Help! Newbie Propogating Mint in Water

I put some mint cuttings in water a couple weeks ago and I'm excited that roots have started to grow! However, this is the first time I've tried this and I have a couple questions that Google hasn't been able to answer.
The stems of some of the cuttings that have roots growing appear to be rotting (brown, squishy, becoming transparent). One may even have some bacteria growth starting. The roots are all growing above where this starts. Should I trim the cuttings down so this doesn't kill the cutting/infect the water?
The top leaves on almost all the cuttings are dying. Should I prune them off? Everything I read when taking the cuttings said to leave the top sets of leaves on, but nothing said what to do when they die, or even if they're supposed to! I *think* there might be new growth at the top of some of the cuttings, but not all.
For reference: I'm in Denver, Colorado (ie a billion degree summers and five degree winters) so all of my plants live indoors year-round. I had planned to put these in soil when the roots where long/strong enough, but about 50% of the things I transplant/repot die instantly, so now I'm considering leaving them in water permanently, which I've also never done before. The original mint plant came from the grocery store and was one of those mass produced "Live Plants" that are basically grown to die.
Thanks for your help!!

Comments (5)

  • floral_uk z.8/9 SW UK
    last month

    Get them out of the water. Cut off the rotting bits and remove the dead tops. Then pot them up into a growing medium and give them a lot more light. They are etiolated and lack of light could be why the tops are dying. Be aware that outdoors mint naturally more or less dies down to the ground, depending on your winters. It is difficult to keep mint growing indoors in winter unless you can provide cool temps and a great deal of light.

  • Tiffany, purpleinopp Z8b Opp, AL
    last month

    I started a discussion about rooting things in water but I have no experience with mint at all, in a pot, ground, or snippings in water. Didn't want it to seem like I was ignoring your discussion.

  • katyajini
    last month
    last modified: last month

    Hi! I have been rooting mint from freshly cut stems all summer this year for the first time as well. It works like a charm. I cant stop doing it, just too much fun. Occasionally some stems dont make it: they take a long time and rot before growing roots. For me MANY root as soon as 48 hours. No kidding. I would try again with some new cuttings. Where did you get those stems from? I dont actually know anything about growing mint indoors, never done it. I sat the jars on a bright window sill, but less that one hour of direct sun.

  • PRO
    CoolAir Inc.
    last month

    Have grown the mint in a pot of soil and not in water. It turns around so good.

  • katyajini
    last month

    @allyssa macallister I potted into soil several mint stems that I had rooted in water and I was thinking a little bit about what you had written.
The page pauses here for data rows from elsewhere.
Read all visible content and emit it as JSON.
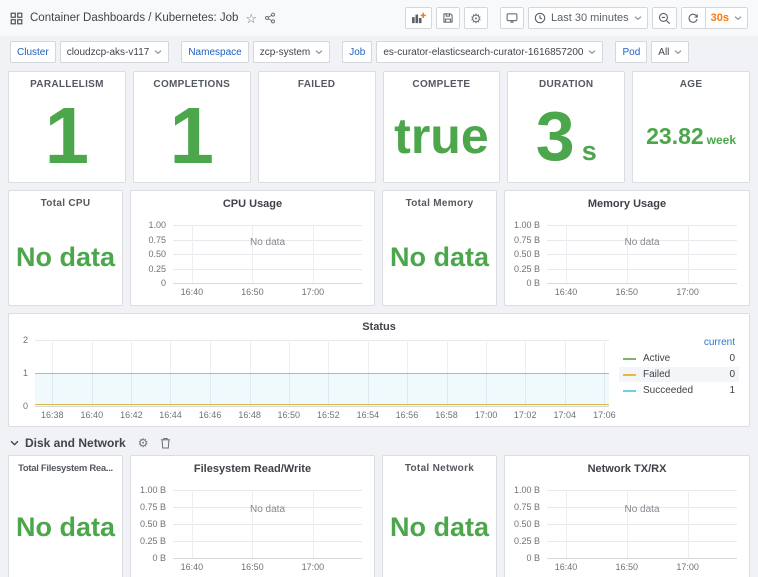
{
  "header": {
    "title": "Container Dashboards / Kubernetes: Job",
    "time_range": "Last 30 minutes",
    "refresh_interval": "30s"
  },
  "variables": [
    {
      "label": "Cluster",
      "value": "cloudzcp-aks-v117"
    },
    {
      "label": "Namespace",
      "value": "zcp-system"
    },
    {
      "label": "Job",
      "value": "es-curator-elasticsearch-curator-1616857200"
    },
    {
      "label": "Pod",
      "value": "All"
    }
  ],
  "stats": [
    {
      "title": "PARALLELISM",
      "value": "1"
    },
    {
      "title": "COMPLETIONS",
      "value": "1"
    },
    {
      "title": "FAILED",
      "value": ""
    },
    {
      "title": "COMPLETE",
      "value": "true"
    },
    {
      "title": "DURATION",
      "value": "3",
      "unit": "s"
    },
    {
      "title": "AGE",
      "value": "23.82",
      "unit": "week"
    }
  ],
  "no_data_panels": {
    "total_cpu": {
      "title": "Total CPU",
      "value": "No data"
    },
    "total_memory": {
      "title": "Total Memory",
      "value": "No data"
    },
    "total_filesystem": {
      "title": "Total Filesystem Rea...",
      "value": "No data"
    },
    "total_network": {
      "title": "Total Network",
      "value": "No data"
    }
  },
  "section": {
    "title": "Disk and Network"
  },
  "charts": {
    "cpu_usage": {
      "type": "line",
      "title": "CPU Usage",
      "no_data": "No data",
      "y_ticks": [
        "1.00",
        "0.75",
        "0.50",
        "0.25",
        "0"
      ],
      "x_ticks": [
        "16:40",
        "16:50",
        "17:00"
      ],
      "x_fracs": [
        0.1,
        0.42,
        0.74
      ],
      "series": []
    },
    "memory_usage": {
      "type": "line",
      "title": "Memory Usage",
      "no_data": "No data",
      "y_ticks": [
        "1.00 B",
        "0.75 B",
        "0.50 B",
        "0.25 B",
        "0 B"
      ],
      "x_ticks": [
        "16:40",
        "16:50",
        "17:00"
      ],
      "x_fracs": [
        0.1,
        0.42,
        0.74
      ],
      "series": []
    },
    "status": {
      "type": "line",
      "title": "Status",
      "y_max": 2,
      "y_ticks": [
        "2",
        "1",
        "0"
      ],
      "x_ticks": [
        "16:38",
        "16:40",
        "16:42",
        "16:44",
        "16:46",
        "16:48",
        "16:50",
        "16:52",
        "16:54",
        "16:56",
        "16:58",
        "17:00",
        "17:02",
        "17:04",
        "17:06"
      ],
      "x_fracs": [
        0.03,
        0.099,
        0.168,
        0.236,
        0.305,
        0.374,
        0.442,
        0.511,
        0.58,
        0.648,
        0.717,
        0.786,
        0.854,
        0.923,
        0.992
      ],
      "legend_header": "current",
      "series": [
        {
          "name": "Active",
          "color": "#7EB26D",
          "value": 0,
          "current": "0"
        },
        {
          "name": "Failed",
          "color": "#EAB839",
          "value": 0,
          "current": "0"
        },
        {
          "name": "Succeeded",
          "color": "#6ED0E0",
          "value": 1,
          "current": "1",
          "fill": "rgba(110,208,224,0.10)"
        }
      ]
    },
    "fs_rw": {
      "type": "line",
      "title": "Filesystem Read/Write",
      "no_data": "No data",
      "y_ticks": [
        "1.00 B",
        "0.75 B",
        "0.50 B",
        "0.25 B",
        "0 B"
      ],
      "x_ticks": [
        "16:40",
        "16:50",
        "17:00"
      ],
      "x_fracs": [
        0.1,
        0.42,
        0.74
      ],
      "series": []
    },
    "net_txrx": {
      "type": "line",
      "title": "Network TX/RX",
      "no_data": "No data",
      "y_ticks": [
        "1.00 B",
        "0.75 B",
        "0.50 B",
        "0.25 B",
        "0 B"
      ],
      "x_ticks": [
        "16:40",
        "16:50",
        "17:00"
      ],
      "x_fracs": [
        0.1,
        0.42,
        0.74
      ],
      "series": []
    }
  }
}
I noticed several things: When the cuttings were taken from plants that were healthy and growing vigorously the cuttings rooted quickly and copiously. Even when a plant is healthy a stem that is growing strongly will root better than a stem that is 'old' and not growing that vigorously. And stems from a plant that is declining may die without rooting. Four stems out of five I took from a mint plant that is waning died within 48 hours of putting in water. That really surprised me. But I had never taken cuttings from an ailing plant before this. Maybe some of the trouble you are facing is because you are not starting with healthy enough cuttings. It will work for you. Mint is very easy to grow but even mint, I guess, has some limitations. Like Floral said, some bright light is necessary also.

    And something else I learned from an Yter might be quite true. The roots on the cutting incubating in water are used to surviving in an aqueous medium. When you then plant them in soil they have to learn to survive in soil and stay alive too. The transition can be very stressful. So it may not be a good idea to wait too long for really long roots. Some roots and short roots are OK. Nascent root tissue may make the transition more easily. My experience is minimal. I have only rooted thyme, mint and basil in water and then potted them. Cuttings with 2 to 3 mm roots had no trouble transitioning to soil. But all these three plants root easily. Also for a few days ( 2 or 3 days) keep the soil wet but drained, then only just moist. That will help the transition as well. All said and done a sickly cutting that has some roots may not be able to make the transition to soil.

    Start with strong healthy cuttings, especially when you are a beginner.